The objective of this thesis is to extend the methodology proposed by Assenmacher et al. (2020) by applying a stream clustering approach on image data collected from the social media platform Reddit. The process involves utilizing established pre-trained models to generate embeddings from the images. These embeddings will be used as input for the clustering process as they capture semantic similarities through the distance in their vector space. Traditional features may not encapsulate the underlying patterns as effectively. The stream of social media image data will be sequentially clustered to mimic real-world production scenarios, where data arrives continuously and requires real-time processing. Each cluster corresponds to a topic discussed in the stream and contains images that share semantic similarities.

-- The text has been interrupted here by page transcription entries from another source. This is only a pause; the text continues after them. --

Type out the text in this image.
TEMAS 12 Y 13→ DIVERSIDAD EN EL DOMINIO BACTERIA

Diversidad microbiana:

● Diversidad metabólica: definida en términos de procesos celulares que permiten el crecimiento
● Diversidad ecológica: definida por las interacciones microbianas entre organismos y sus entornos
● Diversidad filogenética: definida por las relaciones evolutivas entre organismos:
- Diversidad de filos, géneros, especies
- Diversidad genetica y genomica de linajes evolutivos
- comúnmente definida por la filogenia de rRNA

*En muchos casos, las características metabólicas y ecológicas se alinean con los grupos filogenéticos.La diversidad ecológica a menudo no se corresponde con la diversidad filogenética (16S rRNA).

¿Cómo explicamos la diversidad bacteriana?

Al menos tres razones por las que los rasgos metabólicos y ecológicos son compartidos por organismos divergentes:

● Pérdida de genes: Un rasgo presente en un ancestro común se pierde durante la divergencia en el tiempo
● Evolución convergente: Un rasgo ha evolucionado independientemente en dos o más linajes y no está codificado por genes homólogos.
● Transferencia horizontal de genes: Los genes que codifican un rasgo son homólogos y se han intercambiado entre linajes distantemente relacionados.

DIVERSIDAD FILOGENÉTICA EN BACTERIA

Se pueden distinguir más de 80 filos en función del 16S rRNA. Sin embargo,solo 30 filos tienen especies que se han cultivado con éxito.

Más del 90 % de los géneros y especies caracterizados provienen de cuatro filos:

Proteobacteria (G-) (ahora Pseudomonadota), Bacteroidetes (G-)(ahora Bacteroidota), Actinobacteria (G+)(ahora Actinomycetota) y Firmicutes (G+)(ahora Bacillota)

Cluster weights are dynamically updated: when an image is assigned to a cluster, its specific weight increases; conversely, the weight decreases over time if no new images are assigned to the cluster. This approach enables the identification of suspicious trends over time, such as those indicative of potential campaigns disseminated through coordinated activities or single spam accounts. For instance, a sudden and steep increase in a cluster’s weight may signify a spam attack, characterized by the rapid dissemination of similar content within a short timeframe (Duan et al., 2007). Subsequent meta-data analysis of this conspicuous cluster can provide insights into the nature of the campaign, e.g. by analyzing the number of distinct accounts responsible for a cluster, or checking the average age of the accounts (Assenmacher et al., 2020). The effectiveness of cluster assignments will be evaluated quantitatively using both internal and external evaluation metrics. Additionally, the results will undergo qualitative evaluations to provide further insights into the performance of the clustering approach and the quality of the embeddings. The qualitative evaluations include: examining semantic similarities among images within clusters, detecting simulated campaigns by observing stereotypical campaign patterns with peaks in cluster weights, and visualizing high-dimensional embeddings in lower-dimensional space to gain insights into their structure and relationships.